06 | 09 | 2024

È tardi ma non è troppo tardi

Telmo Pievani intervista David Quammen su sul nuovo libro Il cuore selvaggio della natura

La natura selvaggia ha un cuore che batte ancora ma, affinché continui a farlo in un futuro anche prossimo, dobbiamo garantirgli spazio, dinamicità e la possibilità di preservare la biodiversità. A proporre soluzioni e a raccontare esperimenti in corso, il saggista e divulgatore scientifico David Quammen in dialogo con il filosofo Telmo Pievani. «Siamo ormai conosciuti come il David and Telmo Show», ironizza Pievani, prima di avventurarsi in una lunga chiacchierata con lo scrittore di Spillover (Adelphi, 2014).

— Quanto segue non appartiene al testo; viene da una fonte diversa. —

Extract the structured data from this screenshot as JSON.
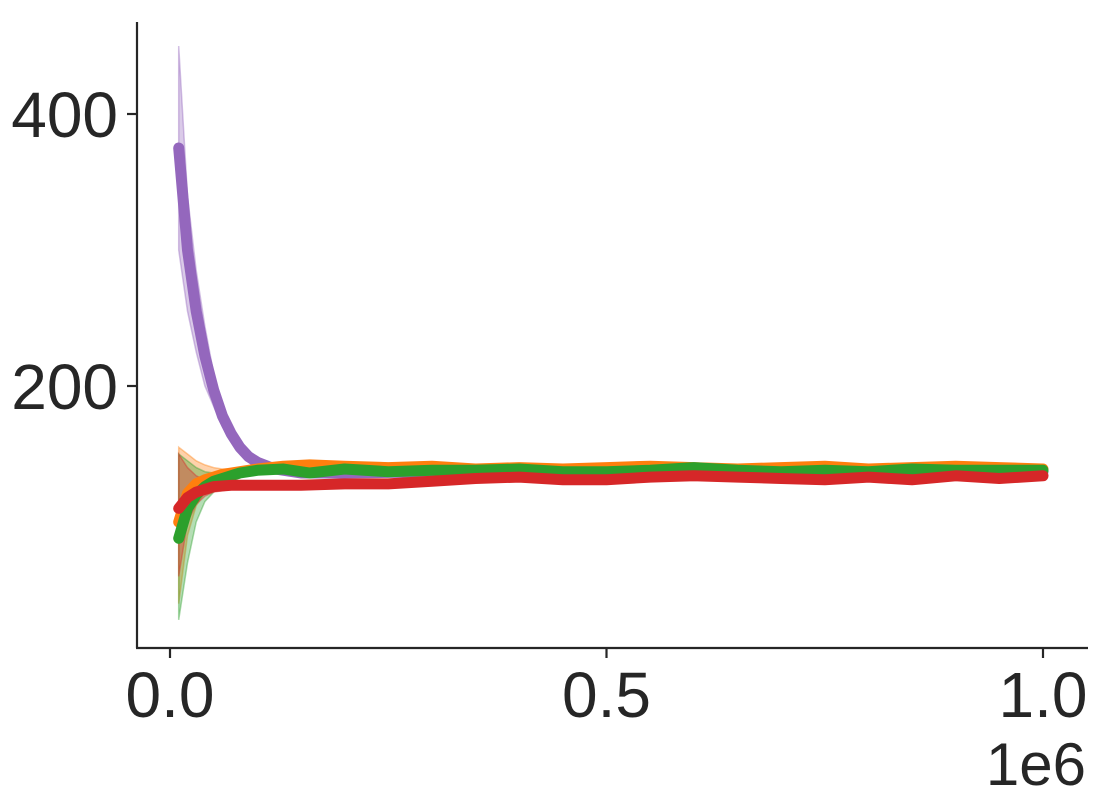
{
  "chart_data": {
    "type": "line",
    "title": "",
    "xlabel": "",
    "ylabel": "",
    "x_offset_label": "1e6",
    "xlim": [
      -0.04,
      1.05
    ],
    "ylim": [
      0,
      465
    ],
    "x_ticks": [
      0.0,
      0.5,
      1.0
    ],
    "x_tick_labels": [
      "0.0",
      "0.5",
      "1.0"
    ],
    "y_ticks": [
      200,
      400
    ],
    "y_tick_labels": [
      "200",
      "400"
    ],
    "grid": false,
    "legend": false,
    "series": [
      {
        "color": "#9467bd",
        "x": [
          0.01,
          0.02,
          0.03,
          0.04,
          0.05,
          0.06,
          0.07,
          0.08,
          0.09,
          0.1,
          0.12,
          0.15,
          0.2,
          0.3,
          0.4,
          0.5,
          0.6,
          0.7,
          0.8,
          0.9,
          0.95,
          1.0
        ],
        "y": [
          375,
          300,
          255,
          222,
          197,
          178,
          165,
          155,
          148,
          144,
          139,
          136,
          136,
          137,
          137,
          137,
          137,
          137,
          137,
          137,
          136,
          137
        ],
        "band_low": [
          300,
          255,
          225,
          200,
          185,
          170,
          160,
          152,
          146,
          142,
          138,
          135,
          135,
          136,
          136,
          136,
          136,
          136,
          136,
          136,
          135,
          136
        ],
        "band_high": [
          450,
          340,
          285,
          244,
          209,
          186,
          170,
          158,
          150,
          146,
          140,
          137,
          137,
          138,
          138,
          138,
          138,
          138,
          138,
          138,
          137,
          138
        ]
      },
      {
        "color": "#ff7f0e",
        "x": [
          0.01,
          0.02,
          0.03,
          0.04,
          0.05,
          0.06,
          0.08,
          0.1,
          0.13,
          0.16,
          0.2,
          0.25,
          0.3,
          0.35,
          0.4,
          0.45,
          0.5,
          0.55,
          0.6,
          0.65,
          0.7,
          0.75,
          0.8,
          0.85,
          0.9,
          0.95,
          1.0
        ],
        "y": [
          100,
          121,
          128,
          131,
          133,
          135,
          137,
          139,
          141,
          142,
          141,
          140,
          141,
          139,
          140,
          139,
          140,
          141,
          140,
          139,
          140,
          141,
          139,
          140,
          141,
          140,
          139
        ],
        "band_low": [
          40,
          90,
          112,
          122,
          127,
          131,
          135,
          137,
          139,
          140,
          139,
          138,
          139,
          137,
          138,
          137,
          138,
          139,
          138,
          137,
          138,
          139,
          137,
          138,
          139,
          138,
          137
        ],
        "band_high": [
          155,
          150,
          145,
          142,
          140,
          139,
          139,
          141,
          143,
          144,
          143,
          142,
          143,
          141,
          142,
          141,
          142,
          143,
          142,
          141,
          142,
          143,
          141,
          142,
          143,
          142,
          141
        ]
      },
      {
        "color": "#2ca02c",
        "x": [
          0.01,
          0.02,
          0.03,
          0.04,
          0.05,
          0.06,
          0.08,
          0.1,
          0.13,
          0.16,
          0.2,
          0.25,
          0.3,
          0.35,
          0.4,
          0.45,
          0.5,
          0.55,
          0.6,
          0.65,
          0.7,
          0.75,
          0.8,
          0.85,
          0.9,
          0.95,
          1.0
        ],
        "y": [
          88,
          110,
          120,
          126,
          130,
          132,
          136,
          138,
          139,
          136,
          139,
          137,
          138,
          138,
          139,
          137,
          137,
          138,
          140,
          138,
          137,
          138,
          137,
          139,
          138,
          138,
          138
        ],
        "band_low": [
          28,
          70,
          100,
          115,
          122,
          127,
          133,
          136,
          137,
          134,
          137,
          135,
          136,
          136,
          137,
          135,
          135,
          136,
          138,
          136,
          135,
          136,
          135,
          137,
          136,
          136,
          136
        ],
        "band_high": [
          150,
          145,
          140,
          137,
          136,
          137,
          139,
          140,
          141,
          138,
          141,
          139,
          140,
          140,
          141,
          139,
          139,
          140,
          142,
          140,
          139,
          140,
          139,
          141,
          140,
          140,
          140
        ]
      },
      {
        "color": "#d62728",
        "x": [
          0.01,
          0.02,
          0.03,
          0.04,
          0.05,
          0.07,
          0.1,
          0.15,
          0.2,
          0.25,
          0.3,
          0.35,
          0.4,
          0.45,
          0.5,
          0.55,
          0.6,
          0.65,
          0.7,
          0.75,
          0.8,
          0.85,
          0.9,
          0.95,
          1.0
        ],
        "y": [
          110,
          118,
          122,
          124,
          126,
          127,
          127,
          127,
          128,
          128,
          130,
          132,
          133,
          131,
          131,
          133,
          134,
          133,
          132,
          131,
          133,
          131,
          134,
          132,
          134
        ],
        "band_low": [
          60,
          100,
          113,
          119,
          122,
          124,
          125,
          125,
          126,
          126,
          128,
          130,
          131,
          129,
          129,
          131,
          132,
          131,
          130,
          129,
          131,
          129,
          132,
          130,
          132
        ],
        "band_high": [
          150,
          140,
          134,
          131,
          130,
          130,
          129,
          129,
          130,
          130,
          132,
          134,
          135,
          133,
          133,
          135,
          136,
          135,
          134,
          133,
          135,
          133,
          136,
          134,
          136
        ]
      }
    ]
  }
}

David Quammen, avventuriero audace e scanzonato, arriva a Festivaletteratura per presentare Il cuore selvaggio della natura (Adelphi, 2024), una raccolta dei più memorabili reportage scritti e pubblicati durante la collaborazione ventennale con il mensile National Geographic che spaziano dal Sud America all’Artico, dalla Kamčatka al Congo. Alcune regioni di questa esplorazione sono già note ai lettori abituali di Quammen, mentre altri sono del tutto nuovi. Attraversando fiumi, sentieri e fitte foreste, l’autore incontra nuovi ed entusiasmanti tentativi di coesistenza fra comunità locali e natura. Ci sono voluti decenni affinché l'opinione pubblica maturasse una certa consapevolezza circa l’importanza di queste forme di coabitazione.

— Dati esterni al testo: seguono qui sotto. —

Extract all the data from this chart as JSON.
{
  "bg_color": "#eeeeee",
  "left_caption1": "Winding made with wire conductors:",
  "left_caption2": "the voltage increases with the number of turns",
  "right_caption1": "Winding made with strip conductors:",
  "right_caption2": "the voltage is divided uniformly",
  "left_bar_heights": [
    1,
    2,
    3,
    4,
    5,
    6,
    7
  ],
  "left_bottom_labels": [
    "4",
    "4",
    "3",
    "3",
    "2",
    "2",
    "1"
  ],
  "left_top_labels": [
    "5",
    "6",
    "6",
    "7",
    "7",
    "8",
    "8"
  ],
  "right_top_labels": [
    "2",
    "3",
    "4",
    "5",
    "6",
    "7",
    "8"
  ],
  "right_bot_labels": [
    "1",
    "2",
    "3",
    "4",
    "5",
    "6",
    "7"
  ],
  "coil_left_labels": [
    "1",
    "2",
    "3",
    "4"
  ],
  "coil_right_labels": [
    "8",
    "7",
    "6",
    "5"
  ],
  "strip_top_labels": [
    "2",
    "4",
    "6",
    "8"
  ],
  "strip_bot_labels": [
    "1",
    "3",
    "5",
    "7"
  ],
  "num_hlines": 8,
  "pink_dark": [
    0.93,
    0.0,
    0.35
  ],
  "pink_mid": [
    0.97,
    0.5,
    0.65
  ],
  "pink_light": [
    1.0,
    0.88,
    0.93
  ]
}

«Quando Yellowstone fu dichiarato Parco Nazionale, per anni fu comunque permesso ai Ranger di praticare la caccia di animali predatori, come puma o uccelli rapaci, con la giustificazione che fosse necessario regolare il numero di questi esemplari al fine di preservare un certo equilibrio generale e, al tempo stesso, proteggere le specie considerate deboli. Nel frattempo, le comunità native che avevano sempre abitato il territorio venivano allontanate. C’è voluto del tempo prima che la comunità internazionale comprendesse l’importanza di far coesistere comunità locali e natura». dichiara Quammen.

La conoscenza delle peculiarità di ciascuna area sono la ragione principale per cui i popoli nativi dovrebbero essere coinvolti e messi alla guida di questi progetti, volti a favorire la convivenza e il benessere di tutte le popolazioni, sia essa quella umana o animale. Un esempio virtuoso riportato da Quammen è quello del Gorongosa National Park in Mozambico.

«Dopo che il paese ha raggiunto l’indipendenza dal Portogallo, è esplosa una violentissima guerra civile durata 17 lunghi anni che ha devastato il territorio e la popolazione civile. Le scelte del Presidente mozambicano Chissano alla fine del conflitto e l’intervento di un’importante fondazione americana, la Gregory Carr Foundation, ha permesso di ripristinare lo stato dei luoghi e trasformare l’area di Gorongosa in un perfetto esempio di ciò che è possibile fare per far convivere uomo e natura. Le stesse persone che un tempo sfruttavano il parco oggi lo difendono».

Esistono ancora, però, realtà drammatiche, laddove il turismo di massa o lo sfruttamento indiscriminato dell’ambiente portano la natura a ribellarsi all’uomo anche nei modi più disperati e drammatici. Un esempio può essere l’Uganda che in alcune aree ha visto diminuire drasticamente lo spazio destinato agli scimpanzé che, privati di cibo sufficiente, escono dalle verdi vallate e raggiungono i campi coltivati, arrivando a rapire e uccidere bambini per cibarsene.

«Ci sono poi anche posti che dovremmo proprio lasciare in pace», dichiara Quammen in conclusione, seguito da un lungo e fragoroso applauso. Luoghi troppo delicati per resistere anche ad un minimo passaggio dell’uomo. Il bilancio del divulgatore nel complesso è più positivo che negativo: «siamo ancora in tempo per salvare il cuore selvaggio della natura. Possiamo evitare il peggio ma dobbiamo essere in grado di controllare i consumi sfrenati, tra deforestazione e overtourism, totalmente incompatibili con la vita animale. Possiamo farcela, ma dobbiamo metterci al lavoro subito.